Migration to an AngularJS application – Refactoring to TypeScript and Angular5

Migration to an AngularJS application – Refactoring to TypeScript and Angular5

Modern, web-based applications are programmed with JavaScript alongside HTML5 and CSS3. In recent years, several JavaScript frameworks have established themselves for the development of software in the web environment. In addition to the Angular framework, version 5, used here, there is also React, Ember.js and Vue.js, which are similarly popular and widespread. All these frameworks have in common that they can be used for enterprises due to their development state as well as the underlying drivers such as Google or Facebook.

Starting position

The starting position is a front-end application which was written in AngularJS, the predecessor of Angular. This should now be renewed and raised to the current successor version Angular5. With this migration, the application is to be kept viable for the future, because AngularJS will not be developed further and Angular in its current version 5 is the successor.


In AngularJS it was not yet common to build the app with TypeScript. Native JavaScript was mainly used here for programming. Now, one definitely wants to benefit from an abstraction language such as TypeScript in order to achieve a strong typing. This creates a much greater stability in the system and sets the basis for an object-oriented development. An important difference in Angular5: the focus is on dependency injection and encapsulation in components.

Approach for migration

The basis for the migration is an AngularJS application with native JavaScript without components. This still relies on the MVC structure with controllers and views. In addition, template directives were used, which are no longer available in Angular5.
All view / controller constructs as well as directives with own templates must be transferred in individual components for a migration.
With this initial situation, the decision was made to not implement a gradual migration in which both frameworks are installed and operated in parallel. We have opted for the complete rebuild of the application and will rebuild module by module.

Important steps and adjustments

First, one should think about the structure of the project. The previous structure of the app already provides a lot, however, new approaches such as lazy loading are added, which also require some structurally new conditions. Code that should be used in all future models, is usually moved to a shared folder. Each module is allocated its own folder and components, classes and services, which are only needed within the module. This way, feature modules can be loaded separately and on demand.
As already described, all controllers and views need to be transferred into the components. A new approach from Angular5, the so-called Angular CLI (Command Line Interface) assists us here. This allows for very quick development of new components, services and modules, without the need for the redundant work of writing the basic structure of the classes etc each time by hand.

The Angular CLI is also perfectly suited for controlling the build system (Webpack). A node server can be started very easily, which packs the application, compiles it and provides it in the browser.
A great and important difference is the use of the Observable pattern in Angular5. These replace in large parts the familiar promises from AngularJS. The observables enter the Angular framework with the library RxJS for Reactivity.

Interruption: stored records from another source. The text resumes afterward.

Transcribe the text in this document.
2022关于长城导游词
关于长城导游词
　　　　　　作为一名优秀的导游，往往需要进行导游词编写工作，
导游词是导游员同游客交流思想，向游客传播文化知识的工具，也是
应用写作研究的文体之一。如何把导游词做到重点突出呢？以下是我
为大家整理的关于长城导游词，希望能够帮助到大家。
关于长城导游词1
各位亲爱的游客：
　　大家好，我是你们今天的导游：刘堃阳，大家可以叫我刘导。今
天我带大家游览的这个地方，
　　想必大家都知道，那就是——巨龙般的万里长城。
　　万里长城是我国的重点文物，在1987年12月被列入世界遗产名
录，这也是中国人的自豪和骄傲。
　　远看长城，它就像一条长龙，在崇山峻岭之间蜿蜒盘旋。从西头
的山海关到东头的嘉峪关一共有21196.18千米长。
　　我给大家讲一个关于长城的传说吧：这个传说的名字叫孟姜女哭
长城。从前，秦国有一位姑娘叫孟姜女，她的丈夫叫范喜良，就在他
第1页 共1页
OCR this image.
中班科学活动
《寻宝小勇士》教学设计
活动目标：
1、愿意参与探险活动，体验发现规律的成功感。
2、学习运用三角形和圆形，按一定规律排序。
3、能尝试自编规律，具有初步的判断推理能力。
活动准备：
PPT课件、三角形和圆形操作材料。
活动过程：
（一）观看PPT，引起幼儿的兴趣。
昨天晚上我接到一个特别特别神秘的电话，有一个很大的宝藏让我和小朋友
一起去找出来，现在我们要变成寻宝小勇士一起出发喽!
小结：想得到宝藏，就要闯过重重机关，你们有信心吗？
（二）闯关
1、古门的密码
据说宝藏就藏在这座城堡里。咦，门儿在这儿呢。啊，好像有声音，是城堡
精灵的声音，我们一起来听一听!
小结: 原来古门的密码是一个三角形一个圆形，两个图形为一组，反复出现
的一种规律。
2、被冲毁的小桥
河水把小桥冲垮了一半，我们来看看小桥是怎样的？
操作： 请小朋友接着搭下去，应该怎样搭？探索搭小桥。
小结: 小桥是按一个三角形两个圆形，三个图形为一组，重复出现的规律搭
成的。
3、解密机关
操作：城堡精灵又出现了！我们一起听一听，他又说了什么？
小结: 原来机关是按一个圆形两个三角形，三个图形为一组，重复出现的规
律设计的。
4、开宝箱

The use of RxJS makes the communication with the interface very easy and much more convenient. However, migration is not that trivial as the concepts of promises and observables differ. A promise is executed immediately, whereas the execution of an observable only starts with .subscribe().


The migration from AngularJS to Angular5 is a step which needs to be implemented for the security and updatability of software. There are various approaches for this. For example, the Angular documentation page describes a migration with a dedicated migration pack. However, this assumes that one has already worked with components or that components are being created with the existing code, before a migration to Angular 5 takes place. This seems more cumbersome than building a complete independent new Angular5 project. In addition, you immediately have an executable app based on TypeScript and with Webpack as the basis. Furthermore, the structure can also be redesigned, which means you only have to pay limited attention to old code and old structures.
The effort for a migration is not to be underestimated, however, it can be processed in a solid framework with good planning.